Он протянул руку, я вложила в неё свою, я всё простила и всё забыла, Маня, как только он заговорил тем особенным голосом, стал глядеть на меня теми глазами, которые верно видела я одна, потому что ты уверяла, что выражение его глаз всегда: «Дело за номером таким-то». Тётя раскладывала пасьянс и вся ушла в своё любимое занятие. Мы долго стояли на балконе, глядели на «кровавые раны» на шее Везувия, — их теперь девять, Маня, — три из этих новых кратеров открылись уже за наше пребывание в Неаполе; днём их не видно, они окружены дымкой каких-то синих паров, но ночью, какая чудная и страшная картина! Вот уже несколько времени Везувий, по выражению итальянцев, «играет». Время от времени, внезапно, вот как тогда, когда мы стояли на балконе, из среднего кратера поднимается огромный столб огня, полыхнёт по небу, погасит кругом звёзды, рассыпавшись сам миллионами звёздчатых искр, и снова потухнет, а девять кровавых ран горят, лава из них бежит огненным потоком, как будто из каждой этой огненной пещеры выползает фантастический змей и, блестя кроваво-красной чешуёй, скользнёт и скроется в другом неведомом логовище.
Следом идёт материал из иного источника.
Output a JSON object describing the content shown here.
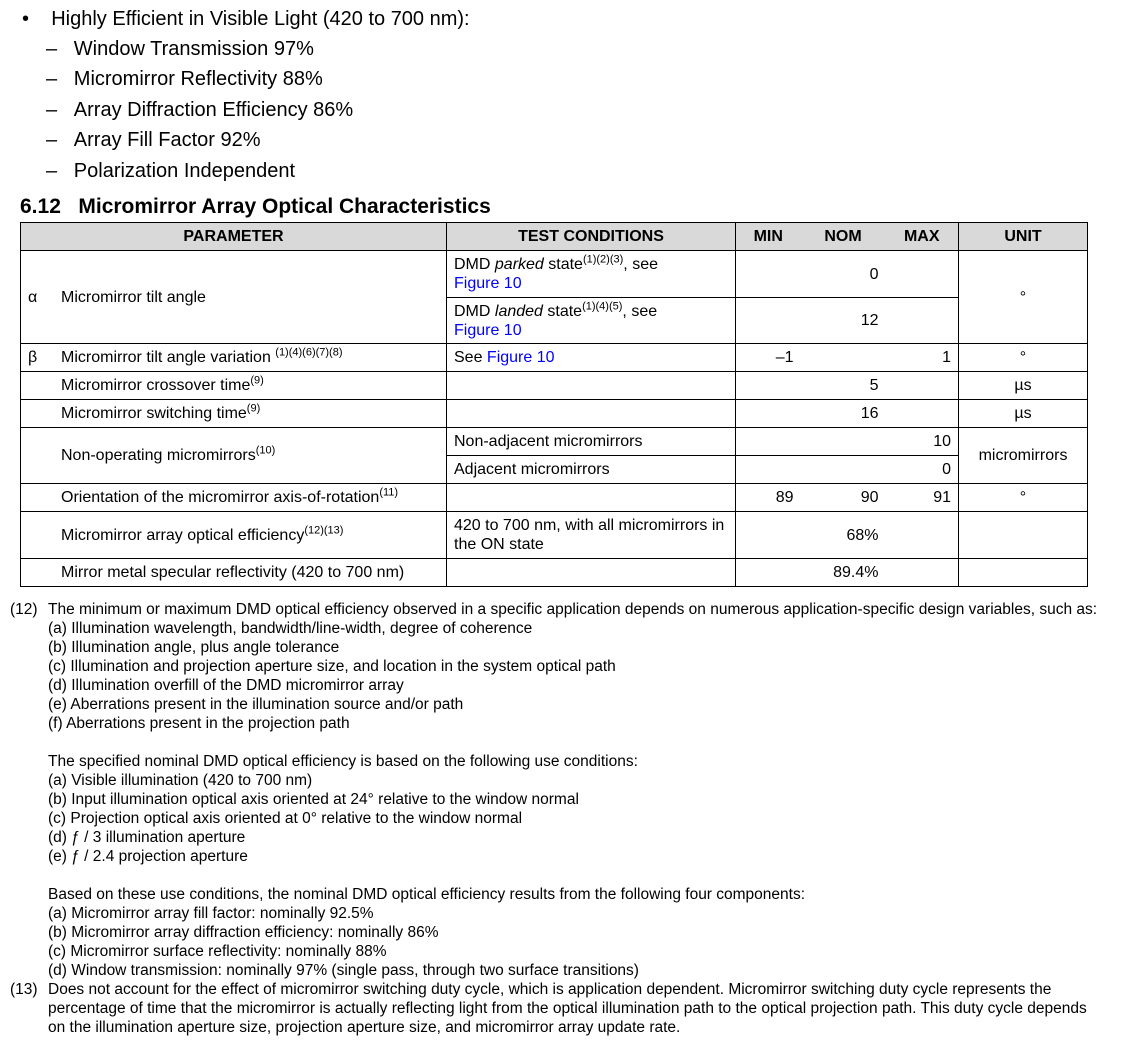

Мы стояли, не смея сказать ни слова, точно оба мы были в другом мире, среди тех красот, которым нет имени на человеческом языке.
— Вот и наша северная Медведица! — Лев Андреевич указал на неё, и мне стало отрадно подумать, что и ты, быть может, в ту же минуту видела это созвездие.
Но ты не видела нас, может быть, всё было бы иначе, если бы ты была тогда здесь!..
— О чём говорят звёзды, Лёля Павловна?
— Звёзды? Этого никто не знает, но они говорят.
— Вы в этом уверены?
— В этом уверен Гейне… Вы помните:
Неподвижные от века звёзды на небе стоят
И с тоскою непонятной с неба на землю глядят;
Говорят они прекрасным и богатым языком,
Но язык их никакому филоло́гу не знаком.[18]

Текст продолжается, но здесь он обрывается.